Possierliche Maschinen

Den Geist, die Stimmung, den Willen steuern in „Lento e Largo“ anscheinend die possierlichen Maschinen bei. So begrüßt nach dem rituellen Anfangstanz der putzig herumwuselnde und mechanisch knirschende Roboter das Publikum und lädt es ein, die Performance zu genießen. Später stellt er unzählige Fragen, die nur mit Ja oder Nein von den Anwesenden zu beantworten sind. Und die sirrenden Drohnen kreisen in der Dunkelheit über den am Boden Liegenden und intensivieren deren ekstatische Zuckungen.

Aber wer hat hier eigentlich das Sagen? Die verzerrte hohe Computer-Babystimme oder Mutter Natur? Klasse an „Lento e Largo“ ist, dass es nicht dystopisch wirkt.

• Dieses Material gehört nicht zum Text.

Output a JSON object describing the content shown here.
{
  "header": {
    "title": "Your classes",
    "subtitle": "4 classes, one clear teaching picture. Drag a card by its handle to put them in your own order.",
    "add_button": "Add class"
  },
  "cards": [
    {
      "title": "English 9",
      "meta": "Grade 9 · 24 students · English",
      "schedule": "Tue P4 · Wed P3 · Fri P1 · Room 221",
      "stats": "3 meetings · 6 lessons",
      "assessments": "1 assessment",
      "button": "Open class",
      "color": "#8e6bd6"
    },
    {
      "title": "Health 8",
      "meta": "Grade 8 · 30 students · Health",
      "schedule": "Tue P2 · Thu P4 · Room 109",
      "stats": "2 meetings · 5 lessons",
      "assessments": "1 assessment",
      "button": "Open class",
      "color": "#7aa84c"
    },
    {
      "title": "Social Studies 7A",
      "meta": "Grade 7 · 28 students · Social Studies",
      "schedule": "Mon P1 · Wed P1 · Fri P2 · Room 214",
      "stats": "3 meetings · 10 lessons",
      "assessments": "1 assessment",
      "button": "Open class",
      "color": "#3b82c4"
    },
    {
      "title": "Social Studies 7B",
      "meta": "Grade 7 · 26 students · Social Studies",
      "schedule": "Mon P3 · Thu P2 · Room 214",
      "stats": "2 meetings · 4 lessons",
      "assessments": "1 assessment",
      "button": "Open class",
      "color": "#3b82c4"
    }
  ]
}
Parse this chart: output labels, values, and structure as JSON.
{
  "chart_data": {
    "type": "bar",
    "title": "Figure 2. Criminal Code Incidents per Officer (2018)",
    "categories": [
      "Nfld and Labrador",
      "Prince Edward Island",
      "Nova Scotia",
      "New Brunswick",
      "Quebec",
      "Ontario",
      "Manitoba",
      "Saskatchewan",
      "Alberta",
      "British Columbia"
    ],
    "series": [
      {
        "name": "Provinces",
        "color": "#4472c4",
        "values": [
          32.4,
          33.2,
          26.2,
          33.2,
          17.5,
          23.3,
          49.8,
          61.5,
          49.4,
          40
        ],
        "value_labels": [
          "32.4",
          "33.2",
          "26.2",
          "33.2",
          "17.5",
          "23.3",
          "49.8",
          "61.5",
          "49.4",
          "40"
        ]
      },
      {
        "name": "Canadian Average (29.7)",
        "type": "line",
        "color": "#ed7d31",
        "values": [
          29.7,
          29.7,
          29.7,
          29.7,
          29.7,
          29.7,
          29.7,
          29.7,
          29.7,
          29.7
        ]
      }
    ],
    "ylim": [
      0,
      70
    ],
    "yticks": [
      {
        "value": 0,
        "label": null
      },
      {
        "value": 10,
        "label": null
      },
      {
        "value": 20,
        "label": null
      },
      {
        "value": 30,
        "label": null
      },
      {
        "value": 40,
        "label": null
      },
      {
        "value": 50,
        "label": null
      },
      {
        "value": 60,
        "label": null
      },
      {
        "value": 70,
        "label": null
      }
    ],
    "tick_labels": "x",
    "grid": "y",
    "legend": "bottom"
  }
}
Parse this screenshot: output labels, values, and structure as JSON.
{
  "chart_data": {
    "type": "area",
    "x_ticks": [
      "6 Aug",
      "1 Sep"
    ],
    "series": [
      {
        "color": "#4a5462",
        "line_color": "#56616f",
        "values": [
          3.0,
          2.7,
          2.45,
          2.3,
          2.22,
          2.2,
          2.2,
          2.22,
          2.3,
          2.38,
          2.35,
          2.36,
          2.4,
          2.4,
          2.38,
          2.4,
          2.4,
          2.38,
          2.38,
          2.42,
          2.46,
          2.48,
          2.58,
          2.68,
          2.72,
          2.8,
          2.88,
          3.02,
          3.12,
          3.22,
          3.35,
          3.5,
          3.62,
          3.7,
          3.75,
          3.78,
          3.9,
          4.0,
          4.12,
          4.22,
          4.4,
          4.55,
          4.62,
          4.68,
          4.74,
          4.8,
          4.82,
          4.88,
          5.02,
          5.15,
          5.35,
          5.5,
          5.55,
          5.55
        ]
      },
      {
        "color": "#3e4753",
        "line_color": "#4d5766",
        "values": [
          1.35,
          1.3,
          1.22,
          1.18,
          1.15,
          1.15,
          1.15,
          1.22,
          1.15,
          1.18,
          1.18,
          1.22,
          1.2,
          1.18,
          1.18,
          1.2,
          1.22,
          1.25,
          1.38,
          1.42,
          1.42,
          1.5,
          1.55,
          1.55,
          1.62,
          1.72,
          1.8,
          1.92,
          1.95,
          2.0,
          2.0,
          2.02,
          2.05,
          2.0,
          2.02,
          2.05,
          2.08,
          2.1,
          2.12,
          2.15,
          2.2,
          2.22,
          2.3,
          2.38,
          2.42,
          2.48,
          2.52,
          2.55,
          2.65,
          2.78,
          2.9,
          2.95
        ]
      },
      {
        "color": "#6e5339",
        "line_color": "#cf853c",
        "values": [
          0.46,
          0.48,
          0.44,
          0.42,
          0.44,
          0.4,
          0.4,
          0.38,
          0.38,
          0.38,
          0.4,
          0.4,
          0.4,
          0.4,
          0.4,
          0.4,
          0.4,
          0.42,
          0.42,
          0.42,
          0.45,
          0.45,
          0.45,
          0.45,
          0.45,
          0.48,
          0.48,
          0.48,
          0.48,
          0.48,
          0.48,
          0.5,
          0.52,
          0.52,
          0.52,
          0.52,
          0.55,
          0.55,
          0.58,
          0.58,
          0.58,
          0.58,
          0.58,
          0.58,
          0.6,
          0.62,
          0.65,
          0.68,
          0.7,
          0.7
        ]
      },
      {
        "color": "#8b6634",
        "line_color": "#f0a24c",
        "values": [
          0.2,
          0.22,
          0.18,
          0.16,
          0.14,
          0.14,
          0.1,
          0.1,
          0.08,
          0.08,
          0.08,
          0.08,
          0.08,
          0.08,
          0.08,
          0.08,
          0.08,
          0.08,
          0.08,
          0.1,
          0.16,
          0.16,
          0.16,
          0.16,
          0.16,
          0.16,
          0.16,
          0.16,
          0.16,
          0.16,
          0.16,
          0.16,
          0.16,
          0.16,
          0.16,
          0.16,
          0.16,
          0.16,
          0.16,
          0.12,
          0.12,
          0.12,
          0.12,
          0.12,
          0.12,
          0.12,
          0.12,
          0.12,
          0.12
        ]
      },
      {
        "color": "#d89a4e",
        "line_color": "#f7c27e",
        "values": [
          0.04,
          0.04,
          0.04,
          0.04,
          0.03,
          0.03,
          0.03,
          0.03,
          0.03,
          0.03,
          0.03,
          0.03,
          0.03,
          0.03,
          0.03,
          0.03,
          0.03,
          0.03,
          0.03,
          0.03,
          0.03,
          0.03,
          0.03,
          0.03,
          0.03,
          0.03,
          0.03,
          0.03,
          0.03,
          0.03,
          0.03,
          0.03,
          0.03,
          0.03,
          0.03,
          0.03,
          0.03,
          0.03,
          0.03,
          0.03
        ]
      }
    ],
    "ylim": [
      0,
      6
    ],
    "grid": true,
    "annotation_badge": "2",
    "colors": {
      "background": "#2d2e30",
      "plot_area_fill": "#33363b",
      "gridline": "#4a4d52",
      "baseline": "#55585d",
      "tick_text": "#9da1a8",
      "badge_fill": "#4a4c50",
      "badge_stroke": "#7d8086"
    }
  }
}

Einzige Ausnahme ist die scheinbare Empathielosigkeit der Performer beim Sterben eines von ihnen.

Doch auch hier täuscht man sich. Der einsetzende chorische Gesang hat viel mehr Seele als so manche menschliche Trauerfeier. Überhaupt die Tonspur! Auch sie ist ein Beleg dafür, wie vielschichtig synthetisierend Lopes und Lander gearbeitet haben: Vom Requiem György Ligetis über Bachs Toccata und Fuge in d-Moll bis hin zu „Worker’s union“ von Louis Andriessen waltet eine thematische und stilistische Vielfalt, wie sie nur natürliche Intelligenz – also Menschen – hervorbringen können. In diesem Sinne ist das Stück eine wunderbare Utopie, die nicht vordergründig einem „Zurück zur Natur“ huldigt, sondern zu einer humorvollen und skurrilen Reise zu unserem ungemein vielschichtigen Wesen einlädt, dessen technische Intelligenz nur ein kleiner Teil vom Ganzen ist.